For the unversed, Stratosphere is the layer of the atmosphere between about 8 and 33 miles (12 and 53 kilometers) above the Earth’s surface.
The huge amount of water vapour hurled into the atmosphere, as detected by NASA’s Microwave Limb Sounder (MLS), could end up temporarily warming Earth’s surface, since water vapour traps heat, the agency said on Tuesday.
When the Tonga volcano erupted on Jan. 15, @NASA‘s Microwave Limb Sounder detected a huge amount of water vapor entering the atmosphere, enough to fill ~58K Olympic pools. This could have a small, temporary warming effect on Earth’s global average temp. pic.twitter.com/lmSyt199t3
— NASA JPL (@NASAJPL) August 2, 2022
Led by Luis Millán, an atmospheric scientist at NASA’s Jet Propulsion Laboratory in Southern California, the researchers estimate that the Tonga volcanic eruption sent around 146 teragrams (1 teragram equals a trillion grams) of water vapor into the stratosphere – equal to 10% of the water already present in that atmospheric layer.
The team analyzed data from the MLS instrument on NASA’s Aura satellite, which measures atmospheric gases, including water vapour and ozone.
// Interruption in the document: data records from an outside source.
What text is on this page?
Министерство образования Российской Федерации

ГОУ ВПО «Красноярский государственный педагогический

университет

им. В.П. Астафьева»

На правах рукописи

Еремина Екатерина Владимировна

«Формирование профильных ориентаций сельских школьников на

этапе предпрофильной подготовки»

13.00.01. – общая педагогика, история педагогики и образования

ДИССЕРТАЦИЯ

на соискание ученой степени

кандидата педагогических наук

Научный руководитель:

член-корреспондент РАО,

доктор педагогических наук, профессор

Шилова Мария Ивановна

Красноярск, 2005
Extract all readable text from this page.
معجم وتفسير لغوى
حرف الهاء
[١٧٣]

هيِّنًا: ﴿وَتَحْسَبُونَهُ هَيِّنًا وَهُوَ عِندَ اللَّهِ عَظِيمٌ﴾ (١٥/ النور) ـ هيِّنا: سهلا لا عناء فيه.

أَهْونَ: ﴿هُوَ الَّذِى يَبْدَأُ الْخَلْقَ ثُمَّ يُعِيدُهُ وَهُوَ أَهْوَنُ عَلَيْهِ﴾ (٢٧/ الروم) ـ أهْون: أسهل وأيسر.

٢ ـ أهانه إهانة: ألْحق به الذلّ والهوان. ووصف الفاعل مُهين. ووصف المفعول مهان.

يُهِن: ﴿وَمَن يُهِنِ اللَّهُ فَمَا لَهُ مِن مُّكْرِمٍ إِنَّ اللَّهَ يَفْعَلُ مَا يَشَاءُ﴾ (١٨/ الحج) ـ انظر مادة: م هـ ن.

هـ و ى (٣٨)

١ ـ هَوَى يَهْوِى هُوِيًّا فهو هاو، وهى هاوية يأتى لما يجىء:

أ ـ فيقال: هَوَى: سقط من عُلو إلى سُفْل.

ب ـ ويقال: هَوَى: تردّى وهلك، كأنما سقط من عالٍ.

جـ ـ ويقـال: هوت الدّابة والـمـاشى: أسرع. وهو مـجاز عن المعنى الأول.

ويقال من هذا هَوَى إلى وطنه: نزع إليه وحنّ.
After the Tonga volcano erupted, the MLS team started seeing water vapour readings that were off the charts.
“Volcanic eruptions rarely inject much water into the stratosphere. In the 18 years that NASA has been taking measurements, only two other eruptions – the 2008 Kasatochi event in Alaska and the 2015 Calbuco eruption in Chile – sent appreciable amounts of water vapor to such high altitudes. But those were mere blips compared to the Tonga event, and the water vapor from both previous eruptions dissipated quickly,” NASA said in a statement, adding that the excess water injected by the Tonga volcano could remain in the stratosphere for several years.